You have the right to remain silent.
Anything you say can, and will be used against you...

In a job interview you don't exactly have the right to remain silent. What you do have is the right to say things in support of yourself. That being said, in an interview there are those instances where you can incriminate yourself as if you admitted to committing a heinous crime. Like when you're asked about teamwork, and you use an example of being the student who has been taking classes primarily online for several years, but when you started nursing school you had to work to reintegrate yourself in the classroom setting, you just might shoot your own self in the foot. Or say you're asked about disagreements with previous supervisors, and you give a real world example stemming from experiences with a previous supervisor (of long, long ago) being Korean-American, and one of the other medics you work with was also Korean-American. Nothing I did was good enough in my supervisor's eyes. I didn't work hard enough, or do enough, or anything....enough. I had to work under the umbrella of a sort of discrimination. I pressed on and did my job to the best of my abilities. Again, you shoot yourself in the foot. Your answers are used against you. You lose a job/externship opportunity because you thought you were giving honest, real answers.

You are thusly labeled "not a team player". How incredulous--in fifteen minutes you are summed up by isolated answers.

It doesn't help that "I actually have great news for you.
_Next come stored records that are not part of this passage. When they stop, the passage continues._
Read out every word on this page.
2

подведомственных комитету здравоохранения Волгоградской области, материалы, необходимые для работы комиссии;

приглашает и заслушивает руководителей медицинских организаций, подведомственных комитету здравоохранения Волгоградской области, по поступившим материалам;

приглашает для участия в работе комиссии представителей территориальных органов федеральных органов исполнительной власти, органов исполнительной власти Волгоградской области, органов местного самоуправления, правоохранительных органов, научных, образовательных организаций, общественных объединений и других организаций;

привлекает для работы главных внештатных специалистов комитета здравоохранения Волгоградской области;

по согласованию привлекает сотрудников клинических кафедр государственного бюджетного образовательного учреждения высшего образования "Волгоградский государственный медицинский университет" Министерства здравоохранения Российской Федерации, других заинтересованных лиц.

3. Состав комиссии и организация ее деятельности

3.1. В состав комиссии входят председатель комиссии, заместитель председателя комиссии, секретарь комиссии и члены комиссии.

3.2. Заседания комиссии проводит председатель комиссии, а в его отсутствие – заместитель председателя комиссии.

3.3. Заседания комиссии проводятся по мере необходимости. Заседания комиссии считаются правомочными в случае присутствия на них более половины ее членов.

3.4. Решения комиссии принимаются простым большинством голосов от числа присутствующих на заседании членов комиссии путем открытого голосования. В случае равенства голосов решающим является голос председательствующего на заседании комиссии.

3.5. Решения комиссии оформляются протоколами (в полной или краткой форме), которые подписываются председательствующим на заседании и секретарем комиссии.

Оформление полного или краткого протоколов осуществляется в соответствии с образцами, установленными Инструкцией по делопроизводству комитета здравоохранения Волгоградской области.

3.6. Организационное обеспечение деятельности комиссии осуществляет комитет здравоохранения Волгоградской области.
They were on the borderline with you. They wanted to hire you, but..."

I'm the person who got together a group study session...who stepped forward to help a classmate study because she'd received one of those letters (the kind of letter that tells you to bring your grades up or you're out of this program)...who would be the first to stand up, volunteer and work with anyone to help them succeed.

Yes, Monday I received the email seen in the previous post. I texted or called some of my classmates to find out if they'd heard anything. No one had by Monday night. Yesterday morning people started getting calls...or emails. You see, there were six of us from my school, who interviewed in hopes of being one of the chosen five. Three were chosen and three were not, including moi. The three of us that were not chosen have all had some medical experience, on one level or another. The three that were chosen have not. It may be a big coincky-dink, or the elixir of justification I'm choosing to swallow, but I think that may have been a deciding factor.

I mean hello, if these people liked me so much why didn't they call my references? The other two girls thought their interviews had gone very well, and were just as shocked as I was to read their rejection email. Yeah, the ones who were chosen received phone calls, the rest of us got the form-letter email.

Being me, I couldn't let it go. So I emailed the HR rep the obligatory thank you and also asked for feedback. I just received the call prior to heading to Blogland, and well you know the rest.

Oh well, I still have the decision from Hospital #1 to look forward to, and tons of studying to do.